1
votes

I'm just learning everything I can about ExistentialQuantification and GADTs and KindSignatures, etc. And to do that I try to come up with some small programs which help me to understand everything better.

Now I have this small snippet (which actually compiles, so you can try it on your own, requires vector and mtl packages) and would like to know whether it is at all possible to do what I am trying to accomplish or guide me to how to make it work

{-# LANGUAGE KindSignatures #-}
{-# LANGUAGE ExistentialQuantification #-}
{-# LANGUAGE DataKinds #-}
{-# LANGUAGE GADTs #-}
{-# LANGUAGE Rank2Types #-}
import Control.Monad.State.Lazy
import qualified Data.Vector as V

data MenuItem = ListS | ActionS | SliderS

data MenuItemReference (a :: MenuItem) (n :: *) where
       MenuListSReference :: Int -> MenuItemReference ListS Int
       MenuActionSReference :: Int -> MenuItemReference ActionS Int
       MenuSliderSReference :: Int -> MenuItemReference SliderS Int

data MyState = MyState { vec :: forall a. V.Vector (MenuItemReference a Int) }

newMyState :: MyState
newMyState = MyState { vec = V.empty }

listRef :: MenuItemReference ListS Int
listRef = MenuListSReference 5

actionRef :: MenuItemReference ActionS Int
actionRef = MenuActionSReference 3

myComputation :: State MyState ()
myComputation = do
    addItem listRef
    addItem actionRef
    return ()

addItem :: forall a.
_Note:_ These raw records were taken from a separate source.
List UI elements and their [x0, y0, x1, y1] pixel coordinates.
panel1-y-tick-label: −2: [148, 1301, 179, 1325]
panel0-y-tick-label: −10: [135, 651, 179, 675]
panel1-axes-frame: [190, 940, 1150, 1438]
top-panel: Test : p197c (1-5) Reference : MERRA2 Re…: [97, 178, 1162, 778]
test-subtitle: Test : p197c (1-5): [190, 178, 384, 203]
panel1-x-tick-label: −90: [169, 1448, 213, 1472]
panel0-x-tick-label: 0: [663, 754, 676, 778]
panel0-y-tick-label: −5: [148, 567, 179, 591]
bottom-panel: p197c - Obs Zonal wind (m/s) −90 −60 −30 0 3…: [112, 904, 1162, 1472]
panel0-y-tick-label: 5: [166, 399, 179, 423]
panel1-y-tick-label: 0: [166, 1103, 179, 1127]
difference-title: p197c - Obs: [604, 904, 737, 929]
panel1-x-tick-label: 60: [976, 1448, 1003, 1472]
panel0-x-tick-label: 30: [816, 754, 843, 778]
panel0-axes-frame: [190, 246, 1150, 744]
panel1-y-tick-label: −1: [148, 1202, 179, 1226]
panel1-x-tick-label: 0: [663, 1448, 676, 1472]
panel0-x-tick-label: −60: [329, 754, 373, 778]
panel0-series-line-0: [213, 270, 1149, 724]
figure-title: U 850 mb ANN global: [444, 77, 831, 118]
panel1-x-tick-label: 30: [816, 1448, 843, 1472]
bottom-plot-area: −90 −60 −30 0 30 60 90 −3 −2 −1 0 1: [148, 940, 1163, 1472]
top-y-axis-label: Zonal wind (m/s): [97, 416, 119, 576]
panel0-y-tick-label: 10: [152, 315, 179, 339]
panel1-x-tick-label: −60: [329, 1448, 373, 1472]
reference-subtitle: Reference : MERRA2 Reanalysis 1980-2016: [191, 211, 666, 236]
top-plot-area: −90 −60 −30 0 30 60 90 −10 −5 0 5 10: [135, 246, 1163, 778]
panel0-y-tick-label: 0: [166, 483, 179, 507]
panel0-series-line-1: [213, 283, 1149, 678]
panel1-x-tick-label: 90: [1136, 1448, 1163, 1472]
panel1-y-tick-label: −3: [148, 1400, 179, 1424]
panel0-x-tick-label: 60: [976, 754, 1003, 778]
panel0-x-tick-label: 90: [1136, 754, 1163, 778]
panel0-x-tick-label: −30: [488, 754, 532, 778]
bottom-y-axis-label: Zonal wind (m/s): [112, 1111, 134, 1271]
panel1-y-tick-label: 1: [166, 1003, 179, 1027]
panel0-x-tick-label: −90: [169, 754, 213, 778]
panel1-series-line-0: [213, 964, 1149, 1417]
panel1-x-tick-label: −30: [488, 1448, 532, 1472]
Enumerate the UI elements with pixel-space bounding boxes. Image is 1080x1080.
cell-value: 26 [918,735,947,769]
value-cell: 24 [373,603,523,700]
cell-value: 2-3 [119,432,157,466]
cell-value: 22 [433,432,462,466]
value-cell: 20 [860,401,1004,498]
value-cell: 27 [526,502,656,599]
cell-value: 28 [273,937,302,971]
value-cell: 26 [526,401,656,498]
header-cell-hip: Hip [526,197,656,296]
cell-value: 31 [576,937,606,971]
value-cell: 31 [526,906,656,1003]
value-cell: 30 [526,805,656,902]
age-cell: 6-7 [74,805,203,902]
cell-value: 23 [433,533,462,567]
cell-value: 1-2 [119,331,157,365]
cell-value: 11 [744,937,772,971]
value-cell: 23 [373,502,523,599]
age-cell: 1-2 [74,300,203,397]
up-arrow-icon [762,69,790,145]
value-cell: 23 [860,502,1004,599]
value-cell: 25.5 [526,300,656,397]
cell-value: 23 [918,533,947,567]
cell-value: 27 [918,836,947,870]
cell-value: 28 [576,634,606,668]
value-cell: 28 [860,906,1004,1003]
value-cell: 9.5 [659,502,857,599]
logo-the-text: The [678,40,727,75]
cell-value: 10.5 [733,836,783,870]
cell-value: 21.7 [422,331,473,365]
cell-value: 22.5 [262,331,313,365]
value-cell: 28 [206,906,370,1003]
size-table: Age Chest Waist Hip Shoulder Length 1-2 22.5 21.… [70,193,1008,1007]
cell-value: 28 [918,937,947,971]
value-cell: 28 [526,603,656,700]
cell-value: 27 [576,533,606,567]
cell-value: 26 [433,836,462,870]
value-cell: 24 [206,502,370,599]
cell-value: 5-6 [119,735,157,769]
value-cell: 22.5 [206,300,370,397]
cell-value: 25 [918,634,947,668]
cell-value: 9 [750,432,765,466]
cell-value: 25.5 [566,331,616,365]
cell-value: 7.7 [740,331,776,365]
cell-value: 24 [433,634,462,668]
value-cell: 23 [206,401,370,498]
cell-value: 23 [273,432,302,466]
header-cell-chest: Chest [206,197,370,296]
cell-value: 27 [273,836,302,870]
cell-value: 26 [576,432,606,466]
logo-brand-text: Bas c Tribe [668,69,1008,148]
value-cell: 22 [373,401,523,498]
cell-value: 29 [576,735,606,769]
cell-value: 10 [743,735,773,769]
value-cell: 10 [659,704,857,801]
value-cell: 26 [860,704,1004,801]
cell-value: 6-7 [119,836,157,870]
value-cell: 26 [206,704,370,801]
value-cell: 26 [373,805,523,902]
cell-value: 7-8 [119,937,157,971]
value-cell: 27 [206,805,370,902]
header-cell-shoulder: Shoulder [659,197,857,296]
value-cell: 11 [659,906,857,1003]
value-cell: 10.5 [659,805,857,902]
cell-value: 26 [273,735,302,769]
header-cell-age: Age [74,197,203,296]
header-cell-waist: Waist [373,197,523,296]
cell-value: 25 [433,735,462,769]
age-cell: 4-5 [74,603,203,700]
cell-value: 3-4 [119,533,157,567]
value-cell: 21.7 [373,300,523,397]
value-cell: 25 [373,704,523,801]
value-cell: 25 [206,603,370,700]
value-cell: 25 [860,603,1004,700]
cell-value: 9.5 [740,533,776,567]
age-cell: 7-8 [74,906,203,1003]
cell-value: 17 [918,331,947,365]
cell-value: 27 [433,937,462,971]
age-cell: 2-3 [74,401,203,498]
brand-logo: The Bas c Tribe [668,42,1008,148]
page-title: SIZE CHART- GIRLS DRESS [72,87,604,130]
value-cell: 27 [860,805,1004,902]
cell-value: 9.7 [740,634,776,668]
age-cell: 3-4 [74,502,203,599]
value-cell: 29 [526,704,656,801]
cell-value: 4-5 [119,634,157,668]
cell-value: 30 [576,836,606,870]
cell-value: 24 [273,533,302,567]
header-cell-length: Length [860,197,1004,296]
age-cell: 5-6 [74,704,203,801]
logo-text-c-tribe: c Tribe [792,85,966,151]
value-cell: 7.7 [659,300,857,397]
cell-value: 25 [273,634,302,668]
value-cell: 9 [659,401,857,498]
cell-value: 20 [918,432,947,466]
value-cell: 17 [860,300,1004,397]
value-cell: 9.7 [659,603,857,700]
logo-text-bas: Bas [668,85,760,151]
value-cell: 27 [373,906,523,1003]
MenuItemReference a Int -> State MyState ()
addItem menuItemRef = do
    s <- get
    put (s { vec = (vec s) `V.snoc` menuItemRef })

main :: IO ()
main = do
    print $ evalState myComputation newMyState

As you can see I'm trying to get a Vector of MenuItemReferences in it... What is it that I'm doing wrong because with what I have at the moment I get the error:

Couldn't match type ‘a’ with ‘a1’
  ‘a’ is a rigid type variable bound by
      the type signature for
        addItem :: MenuItemReference a Int -> State MyState ()
      at Main.hs:34:19
  ‘a1’ is a rigid type variable bound by
       a type expected by the context: V.Vector (MenuItemReference a1 Int)
       at Main.hs:37:10
Expected type: MenuItemReference a1 Int
  Actual type: MenuItemReference a Int
Relevant bindings include
  menuItemRef :: MenuItemReference a Int (bound at Main.hs:35:9)
  addItem :: MenuItemReference a Int -> State MyState ()
    (bound at Main.hs:35:1)
In the second argument of ‘V.snoc’, namely ‘menuItemRef’
In the ‘vec’ field of a record

Could someone explain what is the reason behind the error and how I could approach (if at all possible) the thing I am trying to accomplish.

1
Well the problem that I see is that you quantified the Vector, not the inside of it; consider forall a. [a] vs [forall a. a]. That being said, the obvious change produces Illegal polymorphic or qualified type: ... GHC doesn't yet support impredicative polymorphism which I have no idea how to tackle, tbh. But then again, your MenuItemReference type seems a bit weird - a looks like a phantom type but I've no idea what it's supposed to do.Bartek Banachewicz
This is a stripped down example just to show the problem. The MenuItemReference should be used to grab the correct item from other collections in my state. So MenuItemReference ListS Int will grab something from menuListItems, MenuItemReferences ActionS Int will grab something from menuActionItems and so on (menuListItems and menuActionItems are in MyState and they are Vectors of different data types)ksaveljev
Oh... my... god... Thank you Bartek! I actually didn't see that (I mean duplication). You are correct, this is a useless duplication and the constructors themselves give enough information for me. Thank you very much for pointing that out!ksaveljev
Yeah this isn't very straighforward, I backed out of that comment because I thought you meant something else.Bartek Banachewicz

1 Answers

1
votes

Why not just

data MenuItemReference = 
    MenuListSReference Int | 
    MenuActionSReference Int | 
    MenuSliderSReference Int

then?

The constructor used already annotates the value. You don't need to inject the phantom type, because the information is already there.

Besides, doing so would require enabling GHC ({-# LANGUAGE ImpredicativeTypes #-}) to actually support impredicative polymorphism to construct Vector [forall a. MenuItemReference a Int] and use it polymorphically. While it does support that, the support has been described as "fragile at best and broken at worst".

As a side note this nice blog post explains how we can get rid of impredicative types, using newtypes and RankNTypes instead. This does require you to introduce a layer of newtype, however.